The shi'ites don't give a damn about uniting Iraq, though; this is the big problem with the situation as it stands. The occupying forces will back them up in kicking the crap out of the Sunnis, because they used to be Hussein's clique, and there aren't enough Kurds to achieve any kind of effective protest. They have a free hand to do whateever they wish, and i doubt that what they wish is going to make the middle east a lot more stable or safe for anybody who doesn't have a copy of the koran stuffed so far up their arse that they walk like a duck.

The Sunni's are biggest on not having Iraq break up... namely because in that split they'd be left oil-less and thus dirt poor. But I doubt most Shiites want the shitstorm that would come with an Iraq breaking up. Plus if Iraq broke up and a civil war followed the US forces definitely wouldn't withdraw, and most Iraqi parties(and the Iraqi people, according to polls) are pretty clear that they aren't happy with the US troop presence. I don't doubt some theocracy, but I seriously doubt things will be as bad as you think.
Teh_pantless_hero
01-01-2006, 02:48
I don't doubt some theocracy, but I seriously doubt things will be as bad as you think.
You tell that to history.
Kroisistan
01-01-2006, 02:56
You tell that to history.

Um, okay, I will.

ahem... "If Iraq doesn't completely fall apart into civil war, it will emerge as a Republic with moderate Islamic influences, rather than a fullblown Shiite Theocracy or a Western Liberal Democracy. Things will not be as bad as Cahnt thinks."

You can quote me on that.:)
Sel Appa
01-01-2006, 05:27
I'm wondering how that can be dated over a week in the future...

btw, we all know this already, but thanks to the writer for pleasantly organizing it.
Domici
04-01-2006, 03:20
yep

We are doing good in Iraq.

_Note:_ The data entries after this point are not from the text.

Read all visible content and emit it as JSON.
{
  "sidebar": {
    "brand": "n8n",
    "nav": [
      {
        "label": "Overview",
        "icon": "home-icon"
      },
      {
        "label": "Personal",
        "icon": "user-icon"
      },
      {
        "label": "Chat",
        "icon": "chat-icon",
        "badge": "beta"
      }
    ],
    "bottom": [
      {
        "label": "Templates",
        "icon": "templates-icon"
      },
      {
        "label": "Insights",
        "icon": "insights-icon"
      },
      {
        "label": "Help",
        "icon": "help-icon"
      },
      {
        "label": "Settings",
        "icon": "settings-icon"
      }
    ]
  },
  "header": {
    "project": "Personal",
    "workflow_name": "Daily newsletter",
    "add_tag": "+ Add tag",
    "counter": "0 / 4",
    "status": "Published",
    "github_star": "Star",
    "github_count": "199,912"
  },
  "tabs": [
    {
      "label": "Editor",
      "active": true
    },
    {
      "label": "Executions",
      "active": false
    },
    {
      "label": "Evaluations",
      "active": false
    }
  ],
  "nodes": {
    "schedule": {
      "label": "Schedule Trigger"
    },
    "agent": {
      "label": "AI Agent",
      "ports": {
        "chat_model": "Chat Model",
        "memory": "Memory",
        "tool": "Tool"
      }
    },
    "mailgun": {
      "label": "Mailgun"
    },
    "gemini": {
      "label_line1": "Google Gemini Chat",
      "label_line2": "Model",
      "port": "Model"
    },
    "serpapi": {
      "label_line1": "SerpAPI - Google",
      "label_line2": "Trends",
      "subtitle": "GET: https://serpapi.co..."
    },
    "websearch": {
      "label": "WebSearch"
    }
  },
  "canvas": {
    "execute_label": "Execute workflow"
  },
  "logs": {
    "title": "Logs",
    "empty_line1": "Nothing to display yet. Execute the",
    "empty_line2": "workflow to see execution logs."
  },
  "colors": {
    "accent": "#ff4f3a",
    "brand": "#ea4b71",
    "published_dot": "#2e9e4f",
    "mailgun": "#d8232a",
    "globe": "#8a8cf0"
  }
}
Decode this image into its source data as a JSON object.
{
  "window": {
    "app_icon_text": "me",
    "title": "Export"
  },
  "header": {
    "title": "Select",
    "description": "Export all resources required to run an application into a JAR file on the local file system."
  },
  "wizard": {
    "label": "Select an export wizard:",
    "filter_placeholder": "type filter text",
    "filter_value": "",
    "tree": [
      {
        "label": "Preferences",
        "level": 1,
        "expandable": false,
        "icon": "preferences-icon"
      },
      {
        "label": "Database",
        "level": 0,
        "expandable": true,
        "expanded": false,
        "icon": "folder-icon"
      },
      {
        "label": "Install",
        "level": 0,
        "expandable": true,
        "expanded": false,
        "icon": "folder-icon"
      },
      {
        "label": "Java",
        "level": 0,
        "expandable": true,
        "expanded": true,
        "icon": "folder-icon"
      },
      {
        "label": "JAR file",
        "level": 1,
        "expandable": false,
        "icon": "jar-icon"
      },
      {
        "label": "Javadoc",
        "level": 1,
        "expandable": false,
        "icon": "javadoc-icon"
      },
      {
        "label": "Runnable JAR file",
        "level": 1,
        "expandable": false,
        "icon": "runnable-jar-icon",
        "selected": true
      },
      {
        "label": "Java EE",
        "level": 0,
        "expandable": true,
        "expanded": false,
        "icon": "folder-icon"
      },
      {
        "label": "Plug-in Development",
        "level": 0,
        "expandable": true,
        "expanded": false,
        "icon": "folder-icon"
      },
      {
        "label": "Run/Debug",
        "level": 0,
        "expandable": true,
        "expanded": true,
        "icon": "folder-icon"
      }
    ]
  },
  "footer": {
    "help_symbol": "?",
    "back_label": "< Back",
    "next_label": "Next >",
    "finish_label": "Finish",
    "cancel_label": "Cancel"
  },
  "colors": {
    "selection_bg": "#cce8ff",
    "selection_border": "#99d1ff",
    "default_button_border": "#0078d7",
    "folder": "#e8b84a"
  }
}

It is a crime to allow people to suffer and die under a brutal dictator. If people don't have a choice for freedom, then there's nothing wrong with giving it to them.

And it people choose to vote freedom and American corporations out, then there's nothing wrong with bombing them into the stone age?
Domici
04-01-2006, 03:26
Um, okay, I will.

ahem... "If Iraq doesn't completely fall apart into civil war, it will emerge as a Republic with moderate Islamic influences, rather than a fullblown Shiite Theocracy or a Western Liberal Democracy. Things will not be as bad as Cahnt thinks."

You can quote me on that.:)

Um, the Fundamentalist Shiite parties have already won the Iraqi elections. Under Sadam it was a secular Arab republic. Or rather, an Arab "republic." Rather like how the Republicans here are conservative.
DrunkenDove
04-01-2006, 03:44
It's too long, I didn't read it.

Can people start adding commentary to their cut and pastes? I want to know what you think, not endlessly refute some talking head.
Kroisistan
04-01-2006, 04:09
Um, the Fundamentalist Shiite parties have already won the Iraqi elections. Under Sadam it was a secular Arab republic. Or rather, an Arab "republic." Rather like how the Republicans here are conservative.

Fundamentalist party in power /= Theocracy.

I said my previous quote viewing a theocracy as the Islamic Republic of Iran, or Calvin's Geneva or something similar. Just as an openly religious party(the Republicans) control America, yet America is not a full-on Christian Theocracy, Fundamentalists can control Iraq and still create what I predict they will - a Republic with noticable Islamic influences. But I highly doubt it will be a full-on Shiite Theocracy. I stand by my statement.